1) First, even though a drug may show efficacy over the short term in alleviating a certain symptom (say having a small advantage over placebo in treating depression), over the long-term you generally see the target symptom actually ending up worse in the drug-treated patients than in the placebo patients. You see this in trials of antidepressants, antianxiety drugs, & in antipsychotic drugs.
2) The drugs do not balance brain chemistry. They create perturbations in normal chemistry (which is how Steve Hyman, former director of the NIMH, described their mechanisms of action. Thus, the drugs do create an abnormality in neurotransmitter function in the brain, and thus you could expect them to cause problems over the long term.
3) You see that some people who are treated for a milder disorder (anxiety or depression) will suffer a marked worsening in response to the drug (say a psychotic or manic reaction), and thus move on to a more severe disorder like bipolar. And you see this effect in the skyrocketing number of bipolar diagnoses.

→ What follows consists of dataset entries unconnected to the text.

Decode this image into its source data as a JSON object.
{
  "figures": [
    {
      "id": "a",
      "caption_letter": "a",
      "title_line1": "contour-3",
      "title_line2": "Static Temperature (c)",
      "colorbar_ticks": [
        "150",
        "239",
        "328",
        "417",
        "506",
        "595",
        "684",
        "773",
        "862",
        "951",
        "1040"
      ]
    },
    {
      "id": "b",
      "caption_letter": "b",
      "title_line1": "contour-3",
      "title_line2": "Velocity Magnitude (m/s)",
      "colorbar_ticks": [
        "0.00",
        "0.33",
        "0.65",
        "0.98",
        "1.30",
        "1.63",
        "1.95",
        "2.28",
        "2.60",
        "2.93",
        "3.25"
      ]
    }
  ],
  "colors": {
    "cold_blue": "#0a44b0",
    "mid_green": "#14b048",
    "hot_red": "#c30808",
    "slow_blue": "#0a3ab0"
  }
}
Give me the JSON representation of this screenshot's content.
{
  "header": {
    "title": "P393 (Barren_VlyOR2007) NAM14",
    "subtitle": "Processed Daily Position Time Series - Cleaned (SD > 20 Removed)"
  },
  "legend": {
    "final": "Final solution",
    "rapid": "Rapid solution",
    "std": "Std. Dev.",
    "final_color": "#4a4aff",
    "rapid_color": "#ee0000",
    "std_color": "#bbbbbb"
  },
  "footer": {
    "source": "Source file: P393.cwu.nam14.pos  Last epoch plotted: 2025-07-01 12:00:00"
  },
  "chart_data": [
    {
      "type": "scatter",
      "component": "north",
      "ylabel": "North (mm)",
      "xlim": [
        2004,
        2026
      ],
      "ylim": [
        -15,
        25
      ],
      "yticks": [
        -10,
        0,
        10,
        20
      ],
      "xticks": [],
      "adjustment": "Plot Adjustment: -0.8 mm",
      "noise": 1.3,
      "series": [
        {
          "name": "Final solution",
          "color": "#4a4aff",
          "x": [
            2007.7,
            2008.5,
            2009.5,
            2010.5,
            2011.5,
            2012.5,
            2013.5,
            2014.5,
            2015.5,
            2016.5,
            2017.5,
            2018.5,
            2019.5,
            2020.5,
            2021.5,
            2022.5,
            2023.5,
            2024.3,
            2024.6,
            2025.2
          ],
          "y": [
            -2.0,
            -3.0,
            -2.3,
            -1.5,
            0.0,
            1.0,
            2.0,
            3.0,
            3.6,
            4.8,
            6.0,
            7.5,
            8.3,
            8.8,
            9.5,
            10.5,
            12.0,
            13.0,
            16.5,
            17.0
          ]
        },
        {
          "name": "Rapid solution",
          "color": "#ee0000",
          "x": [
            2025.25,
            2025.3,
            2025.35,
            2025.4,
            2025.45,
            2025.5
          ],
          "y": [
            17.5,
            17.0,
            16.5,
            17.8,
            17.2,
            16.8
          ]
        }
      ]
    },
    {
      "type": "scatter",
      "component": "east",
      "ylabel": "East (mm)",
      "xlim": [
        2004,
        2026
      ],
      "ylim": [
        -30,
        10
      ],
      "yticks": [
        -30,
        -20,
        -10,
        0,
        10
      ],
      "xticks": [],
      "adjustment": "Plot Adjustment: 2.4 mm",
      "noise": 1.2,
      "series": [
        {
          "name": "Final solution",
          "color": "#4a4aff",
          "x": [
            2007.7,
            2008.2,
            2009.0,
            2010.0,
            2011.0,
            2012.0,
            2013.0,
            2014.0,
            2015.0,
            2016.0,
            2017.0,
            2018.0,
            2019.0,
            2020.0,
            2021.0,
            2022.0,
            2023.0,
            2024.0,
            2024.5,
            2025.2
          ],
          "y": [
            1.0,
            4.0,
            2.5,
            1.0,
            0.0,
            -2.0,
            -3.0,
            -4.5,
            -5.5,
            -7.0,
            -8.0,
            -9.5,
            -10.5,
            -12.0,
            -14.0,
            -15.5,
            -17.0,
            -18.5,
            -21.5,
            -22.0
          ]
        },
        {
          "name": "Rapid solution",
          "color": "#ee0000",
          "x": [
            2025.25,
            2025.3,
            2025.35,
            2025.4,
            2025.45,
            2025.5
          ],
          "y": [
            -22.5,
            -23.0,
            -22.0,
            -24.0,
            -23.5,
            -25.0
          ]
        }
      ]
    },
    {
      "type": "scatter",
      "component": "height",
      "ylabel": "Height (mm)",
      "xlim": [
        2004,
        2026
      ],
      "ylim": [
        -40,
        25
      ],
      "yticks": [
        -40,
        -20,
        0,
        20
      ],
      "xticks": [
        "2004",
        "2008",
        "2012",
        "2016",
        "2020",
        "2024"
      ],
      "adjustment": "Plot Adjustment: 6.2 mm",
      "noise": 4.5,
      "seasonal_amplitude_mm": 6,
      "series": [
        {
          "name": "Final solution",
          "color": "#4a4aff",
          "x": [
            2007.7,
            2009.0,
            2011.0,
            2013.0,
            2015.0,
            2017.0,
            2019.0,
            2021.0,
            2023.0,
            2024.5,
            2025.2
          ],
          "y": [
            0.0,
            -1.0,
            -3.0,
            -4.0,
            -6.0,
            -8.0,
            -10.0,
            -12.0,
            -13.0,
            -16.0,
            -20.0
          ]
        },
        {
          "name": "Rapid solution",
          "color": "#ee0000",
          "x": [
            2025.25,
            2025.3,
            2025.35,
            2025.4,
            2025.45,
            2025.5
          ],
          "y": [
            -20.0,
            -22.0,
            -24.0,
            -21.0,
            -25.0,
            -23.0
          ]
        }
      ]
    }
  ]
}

ONE OF THE INTERESTING THINGS about the follow-up to Mad in America is that none of the information in the book was ever attacked as inaccurate. I had people say I selectively picked information (not the case), and people
attack me personally, but no-one said I had misquoted or misattributed a single fact.

...A COUPLE OF RECENT THINGS of interest. First, I was invited to write an article for a medical journal called Medical Hypothesis on the history of neuroleptics (you can pull it down from psychrights.org), and that article led to a summary of the information in it in the British Medical Journal. This was mainstream medicine opening up to this body of evidence just a bit, and I was pleasantly surprised by that.

I HAVE ADDRESSED A NUMBER of groups over the past 2.5 years, and been on a few panels, and two things of note. One, I think there is increasing recognition that our current paradigm of care is a failure, and change of some sort is needed.

Second, Jim Gottstein of psychrights.org in Alaska, brought me up twice to speak to mental health groups there, and he is now in the process of getting approval for an experimental home modeled on Loren Mosher's Soteria House. So that's a real beacon of hope for change....

I hope this gives us something to talk about..."
 

Re: Author Robert Whitaker Interview on FRSC Next Sunday

I agree with three main precepts: Psychiatry kills,Psychiatrists need to turn their paitients over to spiritual mediary treatments,pharmachetical co.s need to be monitored by a watch agency re: business ethics and connections to medical professionals
 

Re: Author Robert Whitaker Interview on FRSC Next Sunday

Mad in America is the most important book on the subject.

Robert Whitaker's voice is sane-ness itself.

Thank you for both.

Might he do an expose of the New Freedom Commission? It seems to work backward through Mad in America, identifying the things NOT to do.

That such a book is/might be forthcoming would help with the movement to expose NFC, eugenics, human research and all.